In implementing 19 U.S.C. 1304(i), the CBP Regulations provide in section 134.2 (19 CFR 134.2), in pertinent part that where imported articles are not properly marked, that:

Articles not marked as required by this part shall be subject to additional duties of 10 percent of the final appraised value unless exported or destroyed under Customs supervision prior to liquidation of the entry, as provided in 19 U.S.C. 1304(i). The 10 percent additional duty is assessable for failure to mark the article (or container) to indicate the English name of the country of origin of the article or to include words or symbols required to prevent deception or mistake.

In HQ 731775, dated November 3, 1988, CBP ruled that two basic prerequisites must be present in order to assess marking duties under 19 U.S.C. 1304(i):1) the merchandise was not legally marked at the time of importation; and 2) the merchandise was not subsequently exported, destroyed or marked under CBP supervision prior to liquidation.
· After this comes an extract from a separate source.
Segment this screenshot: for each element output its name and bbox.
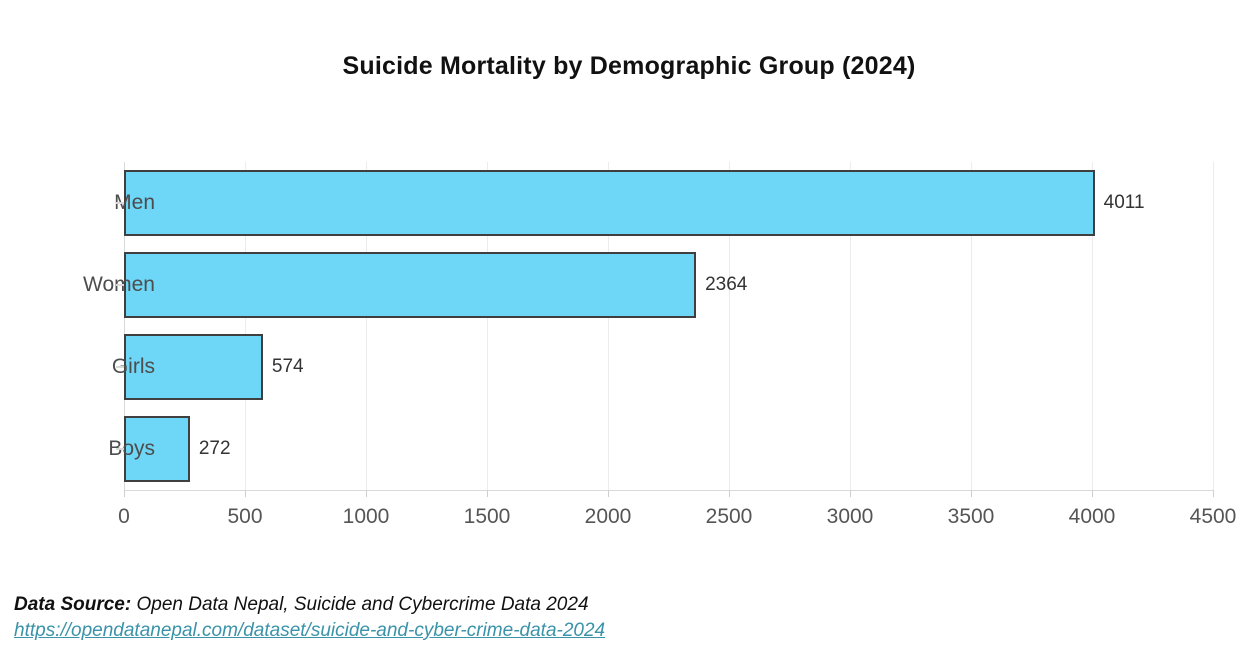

As previously mentioned, because a potential marking violation was not discovered until after the merchandise was released from CBP custody into the commerce of the United States, in this case CBP did not issue a marking notice (CF 4647). In A.N. Deringer, Inc. v. United States, 51 Cust. Ct. 21 (1963), the United States Customs Court ruled on a situation where CBP had assessed marking duties without issuing a marking notice to the importer. In that case, the plaintiff argued that there was no liability for special marking duties unless and until the collector issued notice on a CF 4647. The court held that the notice provided by a CF 4647 is not a condition precedent to marking duty liability. The court stated that if "imported merchandise of foreign origin isnot marked, and not exempted, and if in such case the merchandise is not destroyed or exported under customs supervision, the marking duties may not be remitted or avoided for any cause. That is the law as Congress enacted it." CBP has also addressed this question and followed Deringer in HQ 734103, dated April 13, 1992, and HRL 559717, dated December 22, 1997. In other words, based on the decision in Deringer, we have ruled that there is no requirement that a CF 4647 must be issued in order to impose marking duties. See also HQ 562048 dated July 11, 2002. Therefore, we find that CBP’s failure to issue a marking notice in this case does not preclude the assessment of marking duties.

As previously explained, since at the time of their importation, the boxes of imported garland light sets were marked Canada instead of China, the pine garland light sets were not legally marked to indicate their country of origin. In addition, there is no evidence in the record to show that the garland light sets were subsequently, exported, destroyed or remarked under CBP supervision prior to liquidation of the entries. Consequently, the evidence presented in the record establishes that the two basic prerequisites for imposing marking duties on the shipments of imported merchandise are present in this case. Therefore, in this case we find that marking duties were properly assessed.

HOLDING:

In this case, the country of origin of the pine garland light sets under the NAFTA marking rules is China. Therefore, the pine garland light sets should have been marked to indicate that their country of origin was China. In this instance, since the goods were not legally marked with their country of origin at the time of their importation, and they were not subsequently exported, destroyed, or remarked under CBP supervision prior to liquidation of the entries, the assessment of marking duties of ten percent against the entries was proper.

Therefore, you are directed to DENY the protest in full. In accordance with the Protest/Petition Processing Handbook, (CIS HB, January 2002, pp 18 and 21), you are to mail this decision, together with the CF19, to the protestant no later than 60 days from the date of this letter. Any reliquidation of the entry in accordance with the decision must be accomplished prior to mailing the decision. Sixty days from the date of the decision the Office of Regulations and Rulings will make the decision available to CBP personnel and to the public on the CBP Home Page on the World Wide Web at www.cbp.gov, by means of the Freedom of Information Act and other methods of public distribution.